Antoine VESTIER (Avallon 1740 - Paris 1824)

Portrait d’Isabelle Depestre, comtesse de Seneffe

Toile
79,5 x 62 cm
Signé et daté à droite Vestier / Pictor Regis / 1785
Restaurations

Estimation

30 000 / 40 000 €

Date et lieu de vente

17 juin 2026 - Paris, Hôtel Drouot

Fiche descriptive

Provenance :
Collection du modèle ;
Resté dans la famille jusqu’en 1851 ;
Collection John Wilson ;
Vente Wilson, Paris, Hôtel Drouot, 28 avril 1874, n°40 ;
Vente Wilson, Paris, avenue Hoche, 16 mars 1881, n°22 ;
Chez Brame, Paris ;
Collection Lafitte.

Bibliographie :
A-M. Passez, Antoine Vestier, Paris, 1989, n°46, reproduit.

Isabelle Claire Gogels (1727 – 1788), est la fille d’un banquier anversois qui avait fait fortune dans la Compagnie impériale des Indes. Elle épouse en 1757 Julien Depestre, ensuite comte de Seneffe et de Turnhout, un richissime homme d’affaires, dont elle a sept enfants. Les époux deviennent en 1758 propriétaires de la seigneurerie de Seneffe (Belgique) et entreprennent la construction du château du même nom. D’autres seigneureries sont acquises par la suite.
A la mort de son mari, Isabelle Depestre, usufruitière de Seneffe, continue d’embellir la propriété qu’elle transmet ensuite à son fils aîné, Joseph.

Ce portrait est le premier que Vestier peint pour la famille Depestre. Entre 1785 et 1791, il fait cinq autres portraits des membres de cette famille influente tant par sa fortune considérable que par les charges importantes qu’elle occupe. Apparentée à l’intendant Foullon, elle apporte une intéressante clientèle à l’artiste.

Une réplique est conservée dans une collection française (voir Op. cité supra, n° 47, reproduit).

Antoine Vestier quitte sa Bourgogne natale en 1759, soutenu par la famille de Chatellux qui a remarqué son talent. Sa première œuvre est une Ascension pour l’église Saint Julien d’Avallon. Le peintre s’est formé seul et il est nécessaire qu’il se trouve un maître à Paris. Il étudie dans l’atelier de Jean – Baptiste Pierre, mais se tourne très rapidement uniquement vers l’art du portrait. Il connait d’abord ses premiers succès comme miniaturiste et peintre sur émail, ainsi que pastelliste.
A l’époque les portraitistes en vogue sont Duplessis, et surtout Roslin qui travaille pour la cour. Ainsi que Greuze, que Vestier connait par les expositions, qu’il copie, et qui a une influence marquante sur l’œuvre du jeune peintre.
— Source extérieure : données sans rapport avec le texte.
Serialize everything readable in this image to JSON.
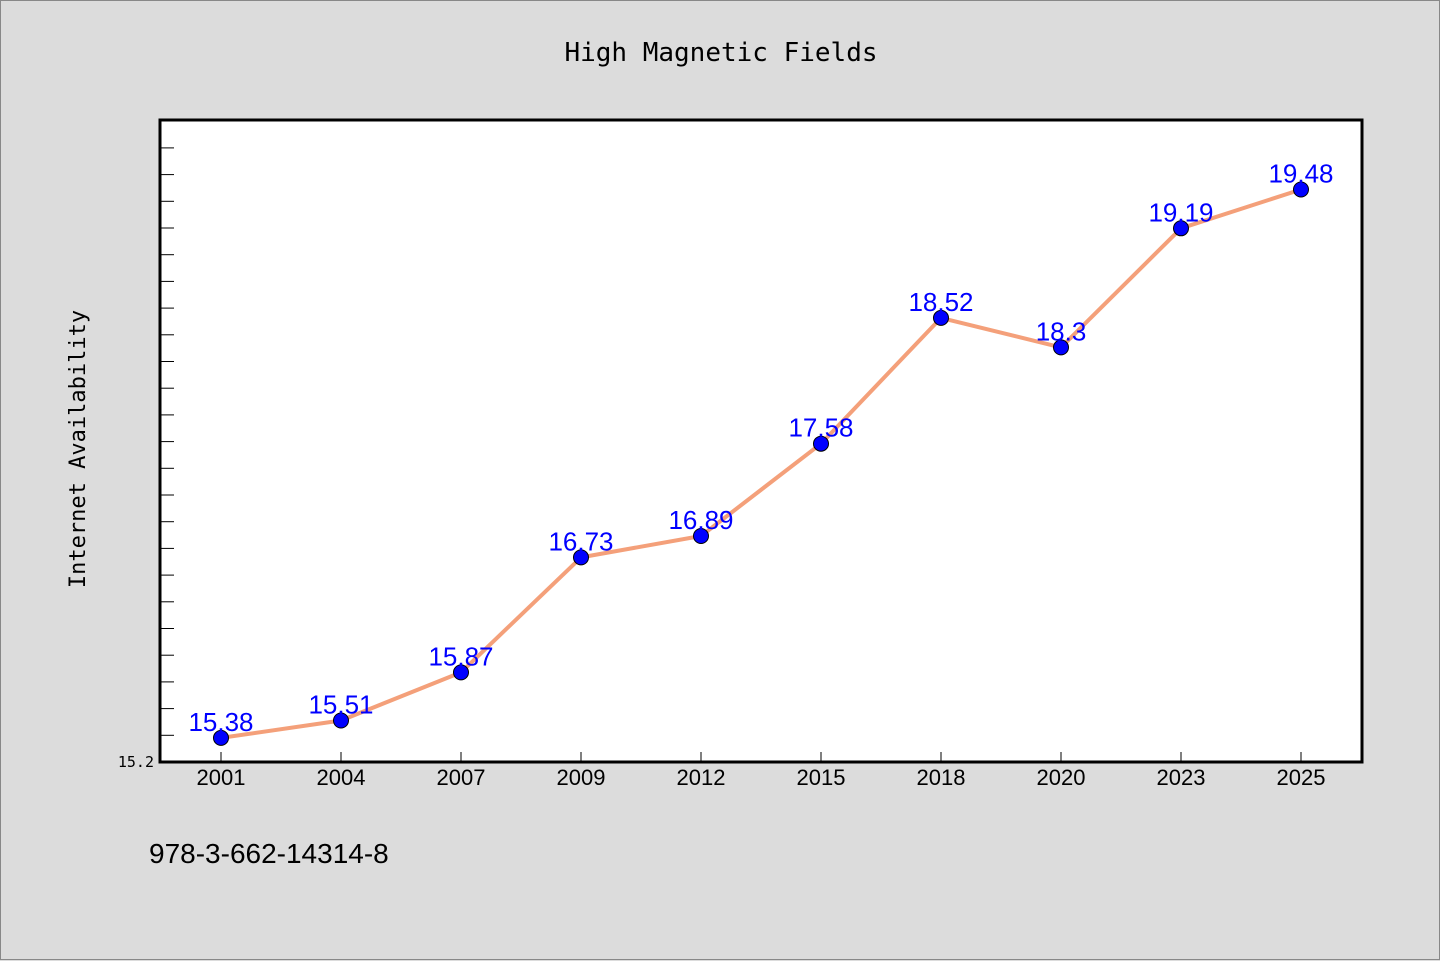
{
  "chart_data": {
    "type": "line",
    "title": "High Magnetic Fields",
    "xlabel": "",
    "ylabel": "Internet Availability",
    "categories": [
      "2001",
      "2004",
      "2007",
      "2009",
      "2012",
      "2015",
      "2018",
      "2020",
      "2023",
      "2025"
    ],
    "series": [
      {
        "values": [
          15.38,
          15.51,
          15.87,
          16.73,
          16.89,
          17.58,
          18.52,
          18.3,
          19.19,
          19.48
        ]
      }
    ],
    "data_labels": [
      "15.38",
      "15.51",
      "15.87",
      "16.73",
      "16.89",
      "17.58",
      "18.52",
      "18.3",
      "19.19",
      "19.48"
    ],
    "y_min_label": "15.2",
    "ylim": [
      15.2,
      20.0
    ],
    "grid": false,
    "line_color": "#f4a07a",
    "marker_color": "#0000ff",
    "label_color": "#0000ff"
  },
  "footer": {
    "isbn": "978-3-662-14314-8"
  }
}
Bien que reçu tardivement à l’Académie, en 1786, Antoine Vestier se constitue rapidement une clientèle parmi la petite noblesse et la bourgeoisie, qui le connait par les œuvres qu’il expose au Salon de la correspondance.
La décennie 1782 – 1792, est celle de ses plus grands tableaux. La Révolution, avec une réduction importante de sa clientèle, porte un coup fatal à sa carrière.
En tant que portraitiste, Vestier s’attache à rendre l’individualité de son modèle, plutôt que de représenter une classe sociale. Seuls quelques accessoires bien choisis contribuent à le situer sans distraire le spectateur. La physionomie est réaliste. Le rendu des vêtements, l’attitude générale sobre, apportent une impression de grande élégance. Un de ses plus importante portrait qui marque le sommet de l’art de Vestier, est le Portrait du chevalier de Latude, peint en 1789 et conservé aujourd’hui au musée Carnavalet (voir A-M. Passez, Antoine Vestier, Paris, 1989, n° 83, reproduit). Nos deux portraits datés 1785 et 1787, appartiennent à cette période où Antoine Vestier est à son apogée.